Sementara itu, tipe Cross tersedia dalam pilihan Advance, Superior 7-Seater, dan Superior Captain Seat. Varian ini menggunakan baterai berkapasitas 18,3 kWh dengan kemampuan berkendara menggunakan tenaga listrik hingga sekitar 100 kilometer.
Perbedaan kapasitas baterai tersebut membuat karakter penggunaan kedua tipe menjadi berbeda. Tipe Classic lebih berorientasi pada efisiensi harian, sedangkan tipe Cross menawarkan kemampuan berkendara listrik yang lebih panjang.
Mana yang Lebih Layak Dipilih?
Pilihan antara BYD M6 Full EV dan BYD M6 Dual Mode bergantung pada kebutuhan pengguna.
Bagi konsumen yang memiliki akses mudah ke fasilitas pengisian daya dan lebih banyak berkendara di dalam kota, BYD M6 Full EV dapat menjadi pilihan menarik karena biaya operasional yang lebih rendah.
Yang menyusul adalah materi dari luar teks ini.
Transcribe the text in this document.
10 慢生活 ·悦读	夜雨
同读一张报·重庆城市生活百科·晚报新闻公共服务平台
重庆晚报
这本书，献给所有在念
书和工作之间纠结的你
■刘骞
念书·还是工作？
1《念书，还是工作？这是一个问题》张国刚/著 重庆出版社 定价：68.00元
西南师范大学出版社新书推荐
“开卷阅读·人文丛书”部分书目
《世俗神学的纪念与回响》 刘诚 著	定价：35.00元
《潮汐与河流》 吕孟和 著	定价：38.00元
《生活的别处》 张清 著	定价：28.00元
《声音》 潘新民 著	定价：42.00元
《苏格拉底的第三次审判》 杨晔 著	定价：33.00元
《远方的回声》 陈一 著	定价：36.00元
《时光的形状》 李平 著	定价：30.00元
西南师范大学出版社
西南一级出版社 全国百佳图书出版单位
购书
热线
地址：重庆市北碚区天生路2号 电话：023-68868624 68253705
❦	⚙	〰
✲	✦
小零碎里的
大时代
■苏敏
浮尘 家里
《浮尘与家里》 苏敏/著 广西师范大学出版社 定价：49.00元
Sebaliknya, bagi pengguna yang sering melakukan perjalanan jarak jauh dan tidak ingin bergantung sepenuhnya pada stasiun pengisian kendaraan listrik, BYD M6 Dual Mode menawarkan fleksibilitas lebih besar berkat kombinasi tenaga listrik dan bensin.
Dengan hadirnya dua teknologi berbeda dalam satu lini produk, BYD kini memberikan lebih banyak opsi bagi konsumen Indonesia yang ingin beralih ke kendaraan elektrifikasi sesuai kebutuhan mobilitas masing-masing.(*)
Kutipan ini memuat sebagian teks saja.